Apple Buys Beats for $3.2 Billion
When consumer products giant Apple paid $3.2 billion for Dr. Dre’s Beats, many in the analyst community felt it was a huge financial misstep. Yet, the Beats brand has now been fully integrated into the Apple Music universe, and it has clearly been a big financial plus for Apple. The Beats music subscription service has been a huge benefit for Apple; now part of Apple Music, it boasts more than 60 million subscribers, and it’s touted as one of the best premium listening experiences. The Beats purchase also served as an introduction for Apple into the world of high-end audio, a space in which Apple did not have a foothold. The Beats hardware and software has proved integral in Apple developing its own devices, such as its hugely popular AirPods.
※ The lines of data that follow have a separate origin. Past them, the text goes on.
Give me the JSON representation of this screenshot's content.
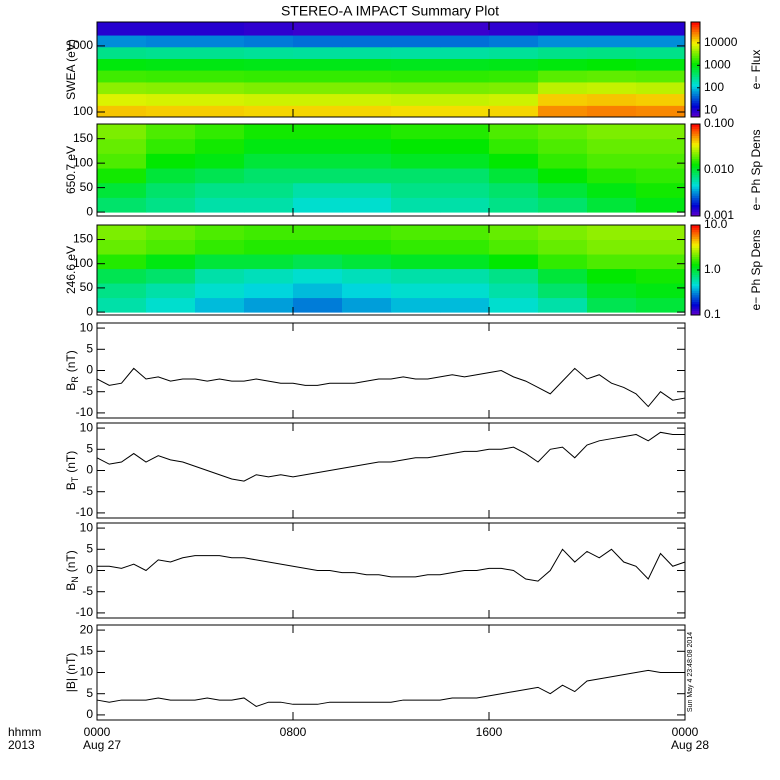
{
  "title": "STEREO-A IMPACT Summary Plot",
  "timestamp": "Sun May  4 23:48:08 2014",
  "x_axis": {
    "labels": [
      "hhmm",
      "2013"
    ],
    "xlim": [
      0,
      24
    ],
    "xticks": [
      {
        "value": 0,
        "label": "0000"
      },
      {
        "value": 8,
        "label": "0800"
      },
      {
        "value": 16,
        "label": "1600"
      },
      {
        "value": 24,
        "label": "0000"
      }
    ],
    "xtick_sublabels": [
      {
        "value": 0,
        "label": "Aug 27"
      },
      {
        "value": 24,
        "label": "Aug 28"
      }
    ]
  },
  "chart_data": [
    {
      "type": "heatmap",
      "ylabel": "SWEA (eV)",
      "ylog": true,
      "ylim": [
        84,
        2300
      ],
      "yticks": [
        100,
        1000
      ],
      "zlabel": "e− Flux",
      "zlog": true,
      "zlim": [
        5,
        85000
      ],
      "zticks": [
        10,
        100,
        1000,
        10000
      ],
      "x_edges": [
        0,
        2,
        4,
        6,
        8,
        10,
        12,
        14,
        16,
        18,
        20,
        22,
        24
      ],
      "y_edges": [
        84,
        126,
        190,
        285,
        430,
        645,
        970,
        1460,
        2300
      ],
      "z": [
        [
          15000,
          14000,
          14000,
          13000,
          13000,
          13000,
          12000,
          12000,
          13000,
          25000,
          28000,
          26000
        ],
        [
          8000,
          7500,
          7500,
          7000,
          7000,
          7000,
          6500,
          6500,
          7000,
          14000,
          15000,
          14000
        ],
        [
          4000,
          3800,
          3800,
          3500,
          3500,
          3500,
          3300,
          3300,
          3500,
          6000,
          6500,
          6000
        ],
        [
          2000,
          1900,
          1900,
          1800,
          1800,
          1800,
          1700,
          1700,
          1800,
          2500,
          2700,
          2500
        ],
        [
          1000,
          950,
          950,
          900,
          900,
          900,
          850,
          850,
          900,
          1000,
          1100,
          1000
        ],
        [
          300,
          280,
          280,
          260,
          250,
          250,
          240,
          240,
          260,
          300,
          320,
          300
        ],
        [
          60,
          55,
          55,
          50,
          45,
          45,
          45,
          45,
          50,
          60,
          60,
          60
        ],
        [
          10,
          10,
          10,
          9,
          8,
          8,
          8,
          8,
          9,
          10,
          10,
          10
        ]
      ]
    },
    {
      "type": "heatmap",
      "ylabel": "650.7 eV",
      "ylog": false,
      "ylim": [
        -8,
        180
      ],
      "yticks": [
        0,
        50,
        100,
        150
      ],
      "zlabel": "e− Ph Sp Dens",
      "zlog": true,
      "zlim": [
        0.001,
        0.1
      ],
      "zticks": [
        0.001,
        {
          "value": 0.01,
          "label": "0.010"
        },
        {
          "value": 0.1,
          "label": "0.100"
        }
      ],
      "x_edges": [
        0,
        2,
        4,
        6,
        8,
        10,
        12,
        14,
        16,
        18,
        20,
        22,
        24
      ],
      "y_edges": [
        0,
        30,
        60,
        90,
        120,
        150,
        180
      ],
      "z": [
        [
          0.008,
          0.007,
          0.006,
          0.006,
          0.005,
          0.005,
          0.006,
          0.006,
          0.007,
          0.008,
          0.01,
          0.012
        ],
        [
          0.01,
          0.008,
          0.007,
          0.007,
          0.006,
          0.006,
          0.007,
          0.007,
          0.008,
          0.01,
          0.012,
          0.014
        ],
        [
          0.014,
          0.01,
          0.009,
          0.008,
          0.008,
          0.008,
          0.008,
          0.008,
          0.01,
          0.013,
          0.015,
          0.016
        ],
        [
          0.018,
          0.013,
          0.012,
          0.01,
          0.01,
          0.01,
          0.011,
          0.011,
          0.013,
          0.016,
          0.018,
          0.018
        ],
        [
          0.02,
          0.016,
          0.014,
          0.012,
          0.012,
          0.012,
          0.013,
          0.013,
          0.016,
          0.018,
          0.02,
          0.02
        ],
        [
          0.022,
          0.018,
          0.016,
          0.014,
          0.014,
          0.014,
          0.015,
          0.015,
          0.018,
          0.02,
          0.022,
          0.022
        ]
      ]
    },
    {
      "type": "heatmap",
      "ylabel": "246.6 eV",
      "ylog": false,
      "ylim": [
        -6,
        180
      ],
      "yticks": [
        0,
        50,
        100,
        150
      ],
      "zlabel": "e− Ph Sp Dens",
      "zlog": true,
      "zlim": [
        0.1,
        10
      ],
      "zticks": [
        0.1,
        {
          "value": 1,
          "label": "1.0"
        },
        {
          "value": 10,
          "label": "10.0"
        }
      ],
      "x_edges": [
        0,
        2,
        4,
        6,
        8,
        10,
        12,
        14,
        16,
        18,
        20,
        22,
        24
      ],
      "y_edges": [
        0,
        30,
        60,
        90,
        120,
        150,
        180
      ],
      "z": [
        [
          0.6,
          0.5,
          0.4,
          0.35,
          0.3,
          0.35,
          0.4,
          0.4,
          0.5,
          0.6,
          0.9,
          1.0
        ],
        [
          0.7,
          0.6,
          0.5,
          0.45,
          0.4,
          0.45,
          0.5,
          0.5,
          0.6,
          0.8,
          1.1,
          1.2
        ],
        [
          0.9,
          0.8,
          0.6,
          0.55,
          0.5,
          0.55,
          0.6,
          0.6,
          0.7,
          1.0,
          1.3,
          1.4
        ],
        [
          1.5,
          1.2,
          1.0,
          1.0,
          0.9,
          1.0,
          1.1,
          1.1,
          1.3,
          1.6,
          1.8,
          1.8
        ],
        [
          2.0,
          1.8,
          1.6,
          1.5,
          1.5,
          1.5,
          1.6,
          1.6,
          1.8,
          2.0,
          2.2,
          2.2
        ],
        [
          2.2,
          2.0,
          1.8,
          1.7,
          1.7,
          1.7,
          1.8,
          1.8,
          2.0,
          2.2,
          2.4,
          2.4
        ]
      ]
    },
    {
      "type": "line",
      "ylabel": "B",
      "ylabel_sub": "R",
      "ylabel_unit": "(nT)",
      "ylim": [
        -11.2,
        11.2
      ],
      "yticks": [
        -10,
        -5,
        0,
        5,
        10
      ],
      "color": "#000000",
      "x": [
        0,
        0.5,
        1,
        1.5,
        2,
        2.5,
        3,
        3.5,
        4,
        4.5,
        5,
        5.5,
        6,
        6.5,
        7,
        7.5,
        8,
        8.5,
        9,
        9.5,
        10,
        10.5,
        11,
        11.5,
        12,
        12.5,
        13,
        13.5,
        14,
        14.5,
        15,
        15.5,
        16,
        16.5,
        17,
        17.5,
        18,
        18.5,
        19,
        19.5,
        20,
        20.5,
        21,
        21.5,
        22,
        22.5,
        23,
        23.5,
        24
      ],
      "values": [
        -2,
        -3.5,
        -3,
        0.5,
        -2,
        -1.5,
        -2.5,
        -2,
        -2,
        -2.5,
        -2,
        -2.5,
        -2.5,
        -2,
        -2.5,
        -3,
        -3,
        -3.5,
        -3.5,
        -3,
        -3,
        -3,
        -2.5,
        -2,
        -2,
        -1.5,
        -2,
        -2,
        -1.5,
        -1,
        -1.5,
        -1,
        -0.5,
        0,
        -1.5,
        -2.5,
        -4,
        -5.5,
        -2.5,
        0.5,
        -2,
        -1,
        -3,
        -4,
        -5.5,
        -8.5,
        -5,
        -7,
        -6.5
      ]
    },
    {
      "type": "line",
      "ylabel": "B",
      "ylabel_sub": "T",
      "ylabel_unit": "(nT)",
      "ylim": [
        -11.2,
        11.2
      ],
      "yticks": [
        -10,
        -5,
        0,
        5,
        10
      ],
      "color": "#000000",
      "x": [
        0,
        0.5,
        1,
        1.5,
        2,
        2.5,
        3,
        3.5,
        4,
        4.5,
        5,
        5.5,
        6,
        6.5,
        7,
        7.5,
        8,
        8.5,
        9,
        9.5,
        10,
        10.5,
        11,
        11.5,
        12,
        12.5,
        13,
        13.5,
        14,
        14.5,
        15,
        15.5,
        16,
        16.5,
        17,
        17.5,
        18,
        18.5,
        19,
        19.5,
        20,
        20.5,
        21,
        21.5,
        22,
        22.5,
        23,
        23.5,
        24
      ],
      "values": [
        3,
        1.5,
        2,
        4,
        2,
        3.5,
        2.5,
        2,
        1,
        0,
        -1,
        -2,
        -2.5,
        -1,
        -1.5,
        -1,
        -1.5,
        -1,
        -0.5,
        0,
        0.5,
        1,
        1.5,
        2,
        2,
        2.5,
        3,
        3,
        3.5,
        4,
        4.5,
        4.5,
        5,
        5,
        5.5,
        4,
        2,
        5,
        5.5,
        3,
        6,
        7,
        7.5,
        8,
        8.5,
        7,
        9,
        8.5,
        8.5
      ]
    },
    {
      "type": "line",
      "ylabel": "B",
      "ylabel_sub": "N",
      "ylabel_unit": "(nT)",
      "ylim": [
        -11.2,
        11.2
      ],
      "yticks": [
        -10,
        -5,
        0,
        5,
        10
      ],
      "color": "#000000",
      "x": [
        0,
        0.5,
        1,
        1.5,
        2,
        2.5,
        3,
        3.5,
        4,
        4.5,
        5,
        5.5,
        6,
        6.5,
        7,
        7.5,
        8,
        8.5,
        9,
        9.5,
        10,
        10.5,
        11,
        11.5,
        12,
        12.5,
        13,
        13.5,
        14,
        14.5,
        15,
        15.5,
        16,
        16.5,
        17,
        17.5,
        18,
        18.5,
        19,
        19.5,
        20,
        20.5,
        21,
        21.5,
        22,
        22.5,
        23,
        23.5,
        24
      ],
      "values": [
        1,
        1,
        0.5,
        1.5,
        0,
        2.5,
        2,
        3,
        3.5,
        3.5,
        3.5,
        3,
        3,
        2.5,
        2,
        1.5,
        1,
        0.5,
        0,
        0,
        -0.5,
        -0.5,
        -1,
        -1,
        -1.5,
        -1.5,
        -1.5,
        -1,
        -1,
        -0.5,
        0,
        0,
        0.5,
        0.5,
        0,
        -2,
        -2.5,
        0,
        5,
        2,
        4.5,
        3,
        5,
        2,
        1,
        -2,
        4,
        1,
        2
      ]
    },
    {
      "type": "line",
      "ylabel": "|B| (nT)",
      "ylim": [
        -1.2,
        21.2
      ],
      "yticks": [
        0,
        5,
        10,
        15,
        20
      ],
      "color": "#000000",
      "x": [
        0,
        0.5,
        1,
        1.5,
        2,
        2.5,
        3,
        3.5,
        4,
        4.5,
        5,
        5.5,
        6,
        6.5,
        7,
        7.5,
        8,
        8.5,
        9,
        9.5,
        10,
        10.5,
        11,
        11.5,
        12,
        12.5,
        13,
        13.5,
        14,
        14.5,
        15,
        15.5,
        16,
        16.5,
        17,
        17.5,
        18,
        18.5,
        19,
        19.5,
        20,
        20.5,
        21,
        21.5,
        22,
        22.5,
        23,
        23.5,
        24
      ],
      "values": [
        3.5,
        3,
        3.5,
        3.5,
        3.5,
        4,
        3.5,
        3.5,
        3.5,
        4,
        3.5,
        3.5,
        4,
        2,
        3,
        3,
        2.5,
        2.5,
        2.5,
        3,
        3,
        3,
        3,
        3,
        3,
        3.5,
        3.5,
        3.5,
        3.5,
        4,
        4,
        4,
        4.5,
        5,
        5.5,
        6,
        6.5,
        5,
        7,
        5.5,
        8,
        8.5,
        9,
        9.5,
        10,
        10.5,
        10,
        10,
        10
      ]
    }
  ]
}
Facebook Buys WhatsApp for $22 Billion
WhatsApp is a messaging service that doesn’t have the same traction in the U.S. as it does around the world. When Facebook bought WhatsApp in 2014 for $22 billion, the financial press had a field day, emphasizing how Facebook overpaid and what a financial misstep it was. One analyst went so far as to tell CNBC that the purchase was a sign of “desperation” on Facebook’s part. It seems that analysts didn’t fully comprehend the market as Facebook management did. WhatsApp is now the most-used messenger app in the entire world, with 2 billion active users as of January 2021. That is far more than even Facebook Messenger itself, which boasts a still-impressive 1.3 billion daily active users. As a social media app dependent upon reaching the most users possible, the reach that WhatsApp gives Facebook into the world is overwhelmingly beneficial.
Amazon Develops a Web Services Business
One of the unique things about Amazon as a company is that it is unwilling to fail. According to founder Jeff Bezos, the e-commerce giant is “the best place in the world to fail.” The company has had some huge failures during its drive to be everything to everyone, including Amazon Restaurants, Amazon Spark and Amazon Tickets. However, in the eyes of Bezos, if a company is not failing a lot, it is not trying hard enough.
When Amazon rolled out its Web Services Business, many analysts predicted this would be an Amazon failure. After all, the company striving to be the largest retailer in the world had no experience or demonstrated proficiency in the world of cloud computing and services. However, Amazon Web Services has grown to be the No. 1 profit engine for Amazon as a whole, generating more than half of the company’s profits in its most recent quarter.